Circle of Competence Investing: Why I Passed on a Fast-Growing Stock

I almost bought a fast-growing stock at 52-week lows. Here’s what passing taught me about circle of competence investing, conviction, and investing discipline.

Feb 26, 2026

Circle of Competence Investing: Why I Passed on a Fast-Growing Stock

I almost bought in to Mercado Libre today @$1,750 a share.
52-week lows.
30% annual growth for 5 years.
Dominant platform in South America.
On paper, it looked powerful.
But the hardest part of investing isn’t finding ideas.
It’s knowing when to pass on a stock.
But then I asked myself a simple question:
Do I actually understand this business?
The honest answer was no.
And that’s where circle of competence investing begins.
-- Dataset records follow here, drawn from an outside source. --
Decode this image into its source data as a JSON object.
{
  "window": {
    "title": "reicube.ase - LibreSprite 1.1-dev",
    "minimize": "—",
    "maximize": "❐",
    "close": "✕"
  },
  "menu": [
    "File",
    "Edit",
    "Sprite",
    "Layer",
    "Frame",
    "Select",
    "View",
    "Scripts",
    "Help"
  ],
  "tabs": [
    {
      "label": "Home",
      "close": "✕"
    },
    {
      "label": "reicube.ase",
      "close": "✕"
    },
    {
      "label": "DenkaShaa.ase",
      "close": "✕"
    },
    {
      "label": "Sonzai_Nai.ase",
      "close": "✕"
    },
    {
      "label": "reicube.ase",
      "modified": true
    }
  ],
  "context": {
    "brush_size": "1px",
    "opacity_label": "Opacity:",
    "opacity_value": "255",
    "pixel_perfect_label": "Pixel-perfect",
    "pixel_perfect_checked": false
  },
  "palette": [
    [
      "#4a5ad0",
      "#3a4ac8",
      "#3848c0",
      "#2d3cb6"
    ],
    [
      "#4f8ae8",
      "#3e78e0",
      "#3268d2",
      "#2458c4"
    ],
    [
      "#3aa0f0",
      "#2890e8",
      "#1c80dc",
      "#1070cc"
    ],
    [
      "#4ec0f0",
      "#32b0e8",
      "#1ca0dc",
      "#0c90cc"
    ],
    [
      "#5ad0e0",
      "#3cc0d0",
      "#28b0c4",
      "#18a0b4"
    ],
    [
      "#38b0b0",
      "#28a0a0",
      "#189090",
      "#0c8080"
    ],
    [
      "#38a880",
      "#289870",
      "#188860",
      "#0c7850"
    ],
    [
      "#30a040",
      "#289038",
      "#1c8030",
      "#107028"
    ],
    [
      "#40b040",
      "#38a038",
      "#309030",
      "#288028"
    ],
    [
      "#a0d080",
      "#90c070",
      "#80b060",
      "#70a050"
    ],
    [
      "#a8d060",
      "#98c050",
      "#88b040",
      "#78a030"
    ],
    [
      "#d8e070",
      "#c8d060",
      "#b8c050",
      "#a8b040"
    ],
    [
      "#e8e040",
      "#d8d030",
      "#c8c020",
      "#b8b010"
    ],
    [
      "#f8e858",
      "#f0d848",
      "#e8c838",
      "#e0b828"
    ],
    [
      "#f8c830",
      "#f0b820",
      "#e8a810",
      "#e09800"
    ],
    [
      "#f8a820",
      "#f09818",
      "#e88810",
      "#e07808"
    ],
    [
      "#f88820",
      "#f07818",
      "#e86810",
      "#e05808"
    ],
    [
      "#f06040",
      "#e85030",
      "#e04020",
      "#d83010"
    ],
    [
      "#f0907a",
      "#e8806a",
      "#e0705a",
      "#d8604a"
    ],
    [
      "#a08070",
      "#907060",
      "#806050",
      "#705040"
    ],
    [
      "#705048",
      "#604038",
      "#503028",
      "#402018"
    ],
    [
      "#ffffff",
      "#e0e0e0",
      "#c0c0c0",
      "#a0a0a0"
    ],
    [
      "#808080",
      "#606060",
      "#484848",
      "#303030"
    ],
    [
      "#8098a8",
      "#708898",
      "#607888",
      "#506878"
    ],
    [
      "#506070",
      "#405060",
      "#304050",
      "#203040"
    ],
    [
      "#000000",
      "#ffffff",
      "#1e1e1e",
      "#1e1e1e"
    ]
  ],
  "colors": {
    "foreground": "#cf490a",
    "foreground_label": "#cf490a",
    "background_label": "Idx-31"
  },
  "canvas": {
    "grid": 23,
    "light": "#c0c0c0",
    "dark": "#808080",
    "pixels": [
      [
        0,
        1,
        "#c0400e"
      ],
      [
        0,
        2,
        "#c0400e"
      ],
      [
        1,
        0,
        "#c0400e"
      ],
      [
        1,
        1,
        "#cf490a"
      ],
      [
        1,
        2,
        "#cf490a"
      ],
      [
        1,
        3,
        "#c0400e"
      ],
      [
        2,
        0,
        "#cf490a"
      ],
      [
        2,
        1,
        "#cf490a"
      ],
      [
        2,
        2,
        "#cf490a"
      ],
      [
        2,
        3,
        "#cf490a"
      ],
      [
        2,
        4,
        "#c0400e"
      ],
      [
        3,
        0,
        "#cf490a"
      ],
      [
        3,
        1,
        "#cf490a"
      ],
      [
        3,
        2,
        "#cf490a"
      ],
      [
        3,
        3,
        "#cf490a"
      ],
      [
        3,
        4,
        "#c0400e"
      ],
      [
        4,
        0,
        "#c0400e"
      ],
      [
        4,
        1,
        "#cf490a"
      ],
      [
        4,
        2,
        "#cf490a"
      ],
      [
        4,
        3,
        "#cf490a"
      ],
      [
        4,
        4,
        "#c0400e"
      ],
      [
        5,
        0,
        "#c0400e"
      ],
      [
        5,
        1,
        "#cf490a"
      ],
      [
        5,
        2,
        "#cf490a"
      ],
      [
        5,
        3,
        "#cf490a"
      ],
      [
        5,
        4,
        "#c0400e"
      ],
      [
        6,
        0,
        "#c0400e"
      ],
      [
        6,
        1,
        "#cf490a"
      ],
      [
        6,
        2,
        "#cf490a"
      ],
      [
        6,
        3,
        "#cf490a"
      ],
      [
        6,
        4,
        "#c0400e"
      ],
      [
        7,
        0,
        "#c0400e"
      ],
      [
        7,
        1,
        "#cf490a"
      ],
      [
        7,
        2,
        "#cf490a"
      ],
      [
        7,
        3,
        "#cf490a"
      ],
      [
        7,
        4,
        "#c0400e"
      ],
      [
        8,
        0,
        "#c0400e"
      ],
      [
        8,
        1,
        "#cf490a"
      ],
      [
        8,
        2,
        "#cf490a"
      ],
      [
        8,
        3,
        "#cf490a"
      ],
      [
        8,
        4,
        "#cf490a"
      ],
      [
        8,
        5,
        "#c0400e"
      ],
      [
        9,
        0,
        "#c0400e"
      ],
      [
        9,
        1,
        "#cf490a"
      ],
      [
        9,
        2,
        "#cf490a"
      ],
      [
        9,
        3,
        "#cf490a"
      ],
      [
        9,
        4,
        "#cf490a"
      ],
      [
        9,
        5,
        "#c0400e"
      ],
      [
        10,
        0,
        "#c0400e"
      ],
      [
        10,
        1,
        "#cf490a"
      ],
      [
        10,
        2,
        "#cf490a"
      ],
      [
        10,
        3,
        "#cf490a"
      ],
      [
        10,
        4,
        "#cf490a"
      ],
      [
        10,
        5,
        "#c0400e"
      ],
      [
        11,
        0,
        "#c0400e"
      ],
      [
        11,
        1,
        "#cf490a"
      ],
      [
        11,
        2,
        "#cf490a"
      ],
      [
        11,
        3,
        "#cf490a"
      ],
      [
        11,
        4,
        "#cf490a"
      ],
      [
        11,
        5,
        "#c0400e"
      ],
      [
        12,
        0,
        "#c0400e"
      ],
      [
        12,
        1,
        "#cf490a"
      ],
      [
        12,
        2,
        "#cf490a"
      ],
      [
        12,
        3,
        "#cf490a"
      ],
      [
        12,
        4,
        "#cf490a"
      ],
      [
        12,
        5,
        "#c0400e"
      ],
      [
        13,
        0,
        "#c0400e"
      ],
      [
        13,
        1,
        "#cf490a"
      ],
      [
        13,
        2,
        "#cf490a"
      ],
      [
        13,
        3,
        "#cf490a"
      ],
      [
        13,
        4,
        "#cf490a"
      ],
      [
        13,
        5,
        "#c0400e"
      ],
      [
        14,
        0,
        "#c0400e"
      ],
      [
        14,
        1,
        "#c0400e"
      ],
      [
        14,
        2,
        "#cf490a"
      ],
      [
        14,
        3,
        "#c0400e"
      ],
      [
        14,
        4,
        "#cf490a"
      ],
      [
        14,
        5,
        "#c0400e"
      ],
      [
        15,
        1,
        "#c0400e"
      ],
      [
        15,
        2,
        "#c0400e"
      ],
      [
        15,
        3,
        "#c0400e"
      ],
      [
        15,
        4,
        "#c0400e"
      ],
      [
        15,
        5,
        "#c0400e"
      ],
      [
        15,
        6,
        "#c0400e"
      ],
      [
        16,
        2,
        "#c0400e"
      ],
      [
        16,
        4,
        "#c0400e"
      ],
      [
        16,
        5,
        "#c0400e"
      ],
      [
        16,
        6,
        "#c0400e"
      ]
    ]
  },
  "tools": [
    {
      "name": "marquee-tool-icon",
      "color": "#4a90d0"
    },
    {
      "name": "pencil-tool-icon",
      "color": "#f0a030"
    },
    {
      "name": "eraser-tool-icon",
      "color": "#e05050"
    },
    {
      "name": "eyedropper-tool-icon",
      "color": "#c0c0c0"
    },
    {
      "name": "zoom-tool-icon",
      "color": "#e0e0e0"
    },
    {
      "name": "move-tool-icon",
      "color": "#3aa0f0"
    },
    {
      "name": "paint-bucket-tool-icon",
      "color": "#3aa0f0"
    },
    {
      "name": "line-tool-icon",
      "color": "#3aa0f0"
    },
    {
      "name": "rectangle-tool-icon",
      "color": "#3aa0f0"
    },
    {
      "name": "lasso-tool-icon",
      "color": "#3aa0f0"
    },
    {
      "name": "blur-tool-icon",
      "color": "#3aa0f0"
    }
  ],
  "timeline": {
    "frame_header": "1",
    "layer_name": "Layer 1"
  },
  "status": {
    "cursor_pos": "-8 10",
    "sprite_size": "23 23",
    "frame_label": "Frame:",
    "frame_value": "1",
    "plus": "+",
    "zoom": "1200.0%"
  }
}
Conviction Feels Different When You Live It

With Intuit Inc., buying was easy.
I use QuickBooks.
I talk to other business owners.
No one debates accounting software. You just use it.
Switching is painful.
Payroll is integrated.
Taxes are sticky.
That’s not spreadsheet analysis.
That’s lived experience.
It’s conviction investing rooted in behavior I see every week running a business.
I wrote more about that in Why I Bought Intuit During the AI Panic and Focused on Small Business Reality, when investor psychology was dominated by AI fear instead of customer reality.
INTU dropped 10% right after I bought it.
I didn’t second-guess myself.
Because I understand the customer.

Demand You Can See

With Novo Nordisk, I don’t use weight-loss drugs.
But I understand demand.
Americans are obese.
Americans prefer pills to lifestyle overhaul.
Chronic conditions don’t disappear.
That’s not complicated modeling.
That’s a long-term investing mindset rooted in observable behavior.
I explored that thinking in Novo Nordisk Stock: The Duopoly GLP-1 Thesis, where the conviction came from structural demand — not quarterly noise.
When your thesis aligns with reality, volatility doesn’t shake you.
That’s investing discipline.

The Stock I Passed

With Mercado Libre, I saw growth.
But I don’t:
  • Live in Brazil
  • Use the platform
  • Understand the credit cycle
  • Feel the customer behavior
If it drops 25%, I wouldn’t double down.
I’d look for reassurance.
And that’s the difference between ownership and speculation.
Circle of competence investing isn’t about how smart you are.
It’s about whether you can explain, in plain language, why customers won’t leave.
If you can’t, you’re renting the stock.

What Investing Discipline Really Means

Investing discipline isn’t buying every promising company.
It’s passing when clarity isn’t there.
It’s understanding your own limits.
It’s recognizing when excitement is replacing comprehension.
Circle of competence investing gives you emotional stability.
It protects you from noise.
It allows you to sleep when markets fall.
Passing isn’t weakness.
Passing is strength.
Cash is a position.
Clarity compounds.
“Know what’s enough. Build what matters.”